Ancak, Kadastro Kanunu’nun 28. maddesinde dava dilekçesinde dava sebep ve delillerini bildirmeyen yani dava dilekçesini usulüne uygun şekilde tanzim etmeyen davacının, çıkartılacak meşruhatlı davetiyeye rağmen ilk celseye kadar bu eksiklikleri tamamlamaması halinde davanın açılmamış sayılmasına ve davaya konu taşınmazların tespit gibi tesciline karar verileceği hükmü yer almaktadır. 3402 Sayılı Kadastro Kanunu’nun 36/1, 28 ve 492 Sayılı Harçlar Kanunu’nun 30 ve 32. maddeleri kadastro yargılamasının amacı da dikkate alınmak suretiyle birlikte değerlendirildiğinde Kadastro Mahkemelerinde, eksik harç halinde mahkemece davacı tarafa uygun bir kesin mehil verilmesi, mehle uymamanın neticelerinin davacı tarafa ihtar olunması, verilen mehil içinde harcın yatırılmaması halinde doğrudan davanın açılmamış sayılmasına ve davaya konu taşınmazların tespit gibi tesciline karar verilmesi gerektiği sonucuna varılmaktadır. Somut olayda mahkemece davacı tarafın yatırması gereken nispi peşin harcı eksik ödediği tespit edilmiş ve doğru olarak eksik harcın tamamlanması için duruşmada hazır bulunan davacı vekiline kesin mehil verilmiş, kesin mehil içinde harcın tamamlanmaması halinde “davanın açılmamış sayılmasına ve tespit gibi tescile karar verileceği” ihtar edilmiştir.
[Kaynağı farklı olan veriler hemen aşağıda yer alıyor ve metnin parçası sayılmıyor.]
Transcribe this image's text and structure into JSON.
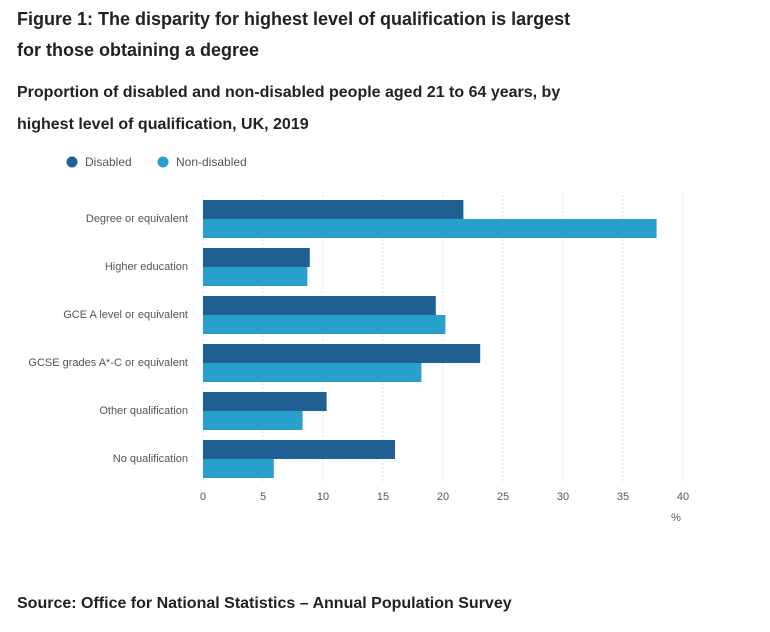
{
  "chart_data": {
    "type": "bar",
    "orientation": "horizontal",
    "title": [
      "Figure 1: The disparity for highest level of qualification is largest",
      "for those obtaining a degree"
    ],
    "subtitle": [
      "Proportion of disabled and non-disabled people aged 21 to 64 years, by",
      "highest level of qualification, UK, 2019"
    ],
    "categories": [
      "Degree or equivalent",
      "Higher education",
      "GCE A level or equivalent",
      "GCSE grades A*-C or equivalent",
      "Other qualification",
      "No qualification"
    ],
    "series": [
      {
        "name": "Disabled",
        "color": "#206095",
        "values": [
          21.7,
          8.9,
          19.4,
          23.1,
          10.3,
          16.0
        ]
      },
      {
        "name": "Non-disabled",
        "color": "#27a0cc",
        "values": [
          37.8,
          8.7,
          20.2,
          18.2,
          8.3,
          5.9
        ]
      }
    ],
    "xlim": [
      0,
      40
    ],
    "xticks": [
      0,
      5,
      10,
      15,
      20,
      25,
      30,
      35,
      40
    ],
    "x_label": "%",
    "grid": true,
    "source": "Source: Office for National Statistics – Annual Population Survey"
  }
}
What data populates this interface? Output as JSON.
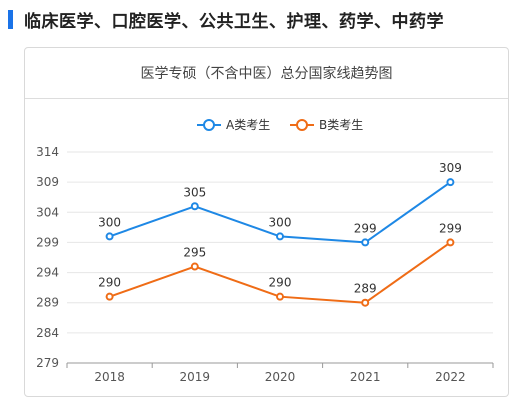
{
  "section": {
    "title": "临床医学、口腔医学、公共卫生、护理、药学、中药学"
  },
  "colors": {
    "accent": "#1a73e8",
    "series_a": "#1e88e5",
    "series_b": "#ef6c16",
    "grid": "#e6e6e6",
    "axis_text": "#555555"
  },
  "chart_data": {
    "type": "line",
    "title": "医学专硕（不含中医）总分国家线趋势图",
    "categories": [
      "2018",
      "2019",
      "2020",
      "2021",
      "2022"
    ],
    "series": [
      {
        "name": "A类考生",
        "color": "#1e88e5",
        "values": [
          300,
          305,
          300,
          299,
          309
        ]
      },
      {
        "name": "B类考生",
        "color": "#ef6c16",
        "values": [
          290,
          295,
          290,
          289,
          299
        ]
      }
    ],
    "yticks": [
      279,
      284,
      289,
      294,
      299,
      304,
      309,
      314
    ],
    "ylim": [
      279,
      314
    ],
    "grid": true,
    "legend": "top-center",
    "xlabel": "",
    "ylabel": ""
  }
}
SONUÇ : Bu nedenler ve hükümde gösterilen diğer gerekçelere göre mahkemece oluşturulan hükümde bir isabetsizlik bulunmadığından davacı A. A.’ın yerinde görülmeyen temyiz itirazlarının reddi ile usul ve yasaya uygun olan hükümün ONANMASINA, peşin alınan harcın mahsubu ile geriye kalan 6,85 TL harcın hükmü temyiz eden davacı taraftan alınmasına, 20.06.2011 tarihinde oybirliği ile karar verildi.